Meskipun telah ditambal ke kernel Linux arus utama, bug tersebut dapat dijadikan senjata dalam bentuk eksploitasi eskalasi hak istimewa pada semua perangkat yang menjalankan kernel Linux versi 5.8 atau yang lebih baru.

Ini juga berarti bahwa banyak smartphone Android yang baru dirilis, seperti Samsung Galaxy S22 dan Google Pixel 6, juga rentan, hingga setiap perangkat menerima patch kernel yang sesuai dari OEM masing-masing.

Tentang Pipa Kotor

Kerentanannya adalah diungkapkan oleh peneliti keamanan Max Kellerman dan dikatalogkan sebagai (CVE-2022-0847), butuh beberapa bulan untuk menemukan eksploitasi proof-of-concept.

Kerentanan memungkinkan pengguna yang tidak memiliki hak istimewa untuk menyuntikkan dan menimpa data dalam file hanya-baca, termasuk proses SUID yang berjalan sebagai root. Julukan sehari-hari tampaknya merupakan permainan dari bug yang terkenal Sapi Kotor dan mekanisme Linux yang disebut pipelining untuk pengiriman pesan antarproses, karena yang terakhir digunakan selama rutinitas eksploit.

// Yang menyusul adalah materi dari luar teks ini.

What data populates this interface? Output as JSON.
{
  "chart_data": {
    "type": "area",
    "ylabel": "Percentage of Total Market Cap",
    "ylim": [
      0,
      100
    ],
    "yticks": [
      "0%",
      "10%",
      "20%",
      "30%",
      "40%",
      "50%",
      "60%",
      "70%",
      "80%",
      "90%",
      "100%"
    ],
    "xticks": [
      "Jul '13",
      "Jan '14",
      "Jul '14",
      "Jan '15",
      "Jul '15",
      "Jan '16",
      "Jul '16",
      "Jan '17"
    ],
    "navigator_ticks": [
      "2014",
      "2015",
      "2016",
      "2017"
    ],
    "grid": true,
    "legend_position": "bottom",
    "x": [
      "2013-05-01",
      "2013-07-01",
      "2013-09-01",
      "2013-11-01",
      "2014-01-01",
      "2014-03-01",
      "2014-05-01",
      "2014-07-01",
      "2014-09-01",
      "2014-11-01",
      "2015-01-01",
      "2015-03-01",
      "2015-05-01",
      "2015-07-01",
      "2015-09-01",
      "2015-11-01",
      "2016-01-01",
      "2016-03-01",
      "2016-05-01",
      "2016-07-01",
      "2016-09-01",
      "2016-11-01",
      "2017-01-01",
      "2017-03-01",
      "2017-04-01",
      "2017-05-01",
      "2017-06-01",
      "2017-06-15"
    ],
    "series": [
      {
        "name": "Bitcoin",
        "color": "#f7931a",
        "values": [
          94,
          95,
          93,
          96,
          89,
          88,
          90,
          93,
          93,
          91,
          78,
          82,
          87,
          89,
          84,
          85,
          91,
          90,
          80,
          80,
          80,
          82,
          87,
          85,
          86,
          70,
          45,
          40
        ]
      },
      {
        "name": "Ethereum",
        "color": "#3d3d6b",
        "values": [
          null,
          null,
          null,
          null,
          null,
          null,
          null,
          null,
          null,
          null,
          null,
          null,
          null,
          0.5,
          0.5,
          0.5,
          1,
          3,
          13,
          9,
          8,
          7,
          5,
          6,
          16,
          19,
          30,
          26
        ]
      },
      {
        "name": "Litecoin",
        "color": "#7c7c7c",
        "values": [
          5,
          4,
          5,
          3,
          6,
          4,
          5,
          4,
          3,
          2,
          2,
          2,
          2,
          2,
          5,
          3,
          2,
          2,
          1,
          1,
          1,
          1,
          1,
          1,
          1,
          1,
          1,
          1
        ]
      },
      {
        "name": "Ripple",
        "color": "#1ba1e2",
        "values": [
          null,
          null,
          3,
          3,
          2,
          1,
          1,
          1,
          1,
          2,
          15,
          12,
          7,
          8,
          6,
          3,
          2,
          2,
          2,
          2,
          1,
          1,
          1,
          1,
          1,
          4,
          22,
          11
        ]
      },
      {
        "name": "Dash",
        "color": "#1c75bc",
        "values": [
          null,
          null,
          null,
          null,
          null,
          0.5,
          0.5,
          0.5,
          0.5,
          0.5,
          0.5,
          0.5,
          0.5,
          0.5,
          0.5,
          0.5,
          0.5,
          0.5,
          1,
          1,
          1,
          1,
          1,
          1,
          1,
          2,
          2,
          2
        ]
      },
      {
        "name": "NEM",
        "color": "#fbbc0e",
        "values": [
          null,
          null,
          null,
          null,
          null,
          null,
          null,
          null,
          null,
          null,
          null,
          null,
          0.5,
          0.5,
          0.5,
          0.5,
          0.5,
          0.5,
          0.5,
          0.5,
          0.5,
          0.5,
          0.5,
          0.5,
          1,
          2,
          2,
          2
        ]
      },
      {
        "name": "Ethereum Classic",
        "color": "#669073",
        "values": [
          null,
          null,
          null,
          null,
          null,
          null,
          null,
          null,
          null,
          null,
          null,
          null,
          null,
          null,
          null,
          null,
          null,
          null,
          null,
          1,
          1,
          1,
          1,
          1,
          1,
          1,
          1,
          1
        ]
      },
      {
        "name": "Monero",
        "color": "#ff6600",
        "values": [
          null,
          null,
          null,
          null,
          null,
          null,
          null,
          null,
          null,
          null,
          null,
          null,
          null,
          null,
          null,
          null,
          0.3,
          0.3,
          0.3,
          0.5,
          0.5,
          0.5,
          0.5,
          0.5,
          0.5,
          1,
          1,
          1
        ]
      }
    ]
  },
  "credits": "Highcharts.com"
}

Semuanya dimulai setahun yang lalu dengan tiket dukungan yang terkait dengan file yang rusak. Seorang pelanggan mengeluh bahwa log akses yang diunduh tidak dapat dibongkar. Dan memang, ada file log yang rusak di salah satu server log; itu bisa tidak terkompresi, tetapi gzip melaporkan kesalahan CRC. Saya tidak dapat menjelaskan mengapa itu rusak, tetapi saya berasumsi bahwa proses pemisahan malam telah macet dan menghasilkan file yang rusak. Saya secara manual mengoreksi CRC file, menutup tiket dan segera melupakan masalahnya.

Setelah berbulan-bulan analisis, peneliti akhirnya menemukan bahwa file klien yang rusak adalah hasil dari bug di kernel Linux. Dia menemukan cara untuk mengeksploitasi Dirty Pipe untuk mengizinkan siapa pun yang memiliki akun, termasuk akun "tidak ada" yang memiliki hak istimewa, untuk menambahkan kunci SSH ke akun pengguna root.

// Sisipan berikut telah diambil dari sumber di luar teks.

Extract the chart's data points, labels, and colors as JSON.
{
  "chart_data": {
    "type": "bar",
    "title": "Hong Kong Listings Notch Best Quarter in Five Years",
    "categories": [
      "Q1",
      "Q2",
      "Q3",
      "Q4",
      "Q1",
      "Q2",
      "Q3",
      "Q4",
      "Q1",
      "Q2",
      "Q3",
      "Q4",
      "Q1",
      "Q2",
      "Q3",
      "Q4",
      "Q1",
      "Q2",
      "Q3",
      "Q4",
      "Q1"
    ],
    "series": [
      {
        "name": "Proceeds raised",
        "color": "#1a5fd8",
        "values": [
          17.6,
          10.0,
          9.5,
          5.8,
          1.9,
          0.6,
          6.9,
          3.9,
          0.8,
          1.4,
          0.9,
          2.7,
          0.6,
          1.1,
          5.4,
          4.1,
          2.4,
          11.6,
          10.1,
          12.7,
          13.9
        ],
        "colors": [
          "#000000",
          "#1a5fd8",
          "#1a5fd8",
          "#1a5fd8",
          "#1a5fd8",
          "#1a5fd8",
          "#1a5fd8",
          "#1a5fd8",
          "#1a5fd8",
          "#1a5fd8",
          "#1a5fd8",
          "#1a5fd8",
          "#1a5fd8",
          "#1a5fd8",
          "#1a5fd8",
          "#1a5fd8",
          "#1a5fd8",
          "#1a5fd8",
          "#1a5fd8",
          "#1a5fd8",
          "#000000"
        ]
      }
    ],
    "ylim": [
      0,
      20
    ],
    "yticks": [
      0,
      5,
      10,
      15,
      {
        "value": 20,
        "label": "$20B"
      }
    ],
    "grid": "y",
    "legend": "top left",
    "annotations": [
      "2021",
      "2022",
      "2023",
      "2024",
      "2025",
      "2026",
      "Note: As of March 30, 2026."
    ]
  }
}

Untuk memicu kerentanan, Kellerman membagikan bukti konsepnya, penyerang harus memiliki izin baca. Selain itu, pengguliran tidak boleh berada pada batas halaman, penulisan tidak dapat melewati batas halaman, dan ukuran file tidak dapat diubah.

Untuk mengeksploitasi kerentanan ini, Anda harus: membuat pipa, mengisi pipa dengan data arbitrer (dengan menyetel flag PIPE_BUF_FLAG_CAN_MERGE pada semua entri di ring), mengosongkan pipa (membiarkan flag disetel pada semua instance struktur pipe_buffer dalam struktur dari ring pipe_inode_info), gabungkan data dari file target (dibuka dengan O_RDONLY) ke dalam pipa tepat sebelum offset target, dan tulis data arbitrer ke pipa.

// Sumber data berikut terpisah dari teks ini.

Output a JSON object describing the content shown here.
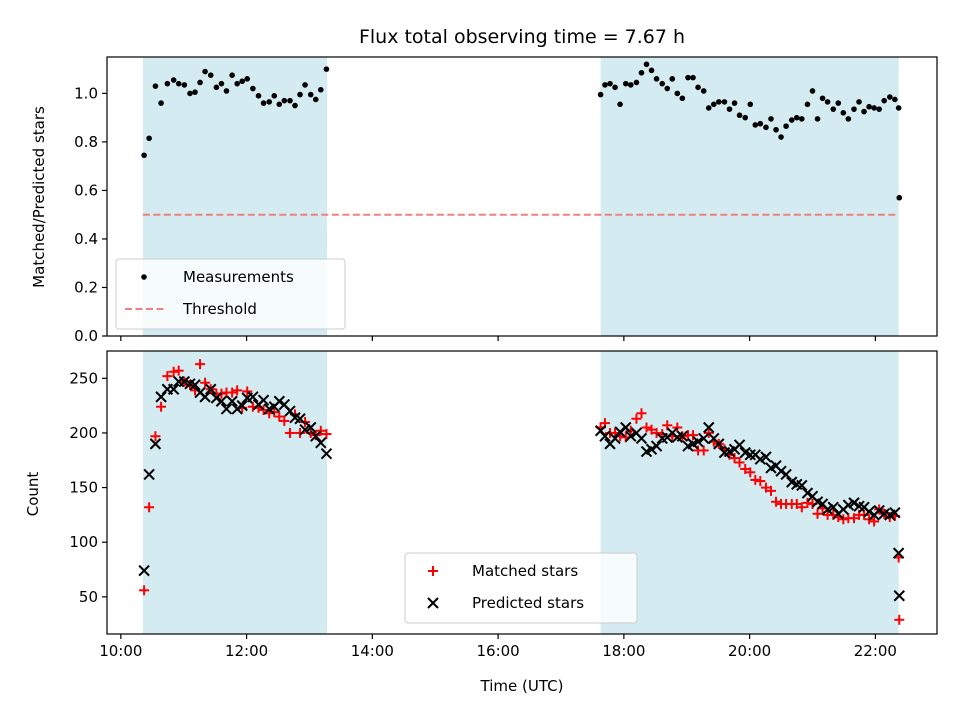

Dirty Pipe juga memengaruhi versi Android apa pun yang didasarkan pada salah satu versi kernel Linux yang rentan. Karena Android sangat terfragmentasi, model perangkat yang terpengaruh tidak dapat dilacak secara seragam.

Menurut Kellerman, Google menggabungkan perbaikan bug dengan kernel Android bulan lalu, tepat setelah diperbaiki dengan rilis kernel Linux versi 5.16.11, 5.15.25 dan 5.10.102.

Karena itu, kami mungkin harus menunggu sebentar sebelum OEM mulai meluncurkan pembaruan Android yang berisi perbaikan. Pixel 6 Google, misalnya, masih rentan, tetapi pengguna tingkat lanjut dapat mengurangi kekurangannya dengan memasang kernel aftermarket yang ditambal khusus sebagai opsi alternatif.

Pengembang kernel Linux merilis perbaikan (5.16.11, 5.15.25, 5.10.102) pada 23 Februari, sementara Google menambal kernel Android pada 24 Februari. Kellermann dan pakar lainnya membandingkan kerentanan dengan CVE-2016-5195 “Sapi Kotor” dan mereka mengatakan itu lebih mudah untuk dieksploitasi.

Terakhir, jika Anda tertarik untuk mengetahuinya lebih lanjut, Anda bisa melihat detailnya Di tautan berikut.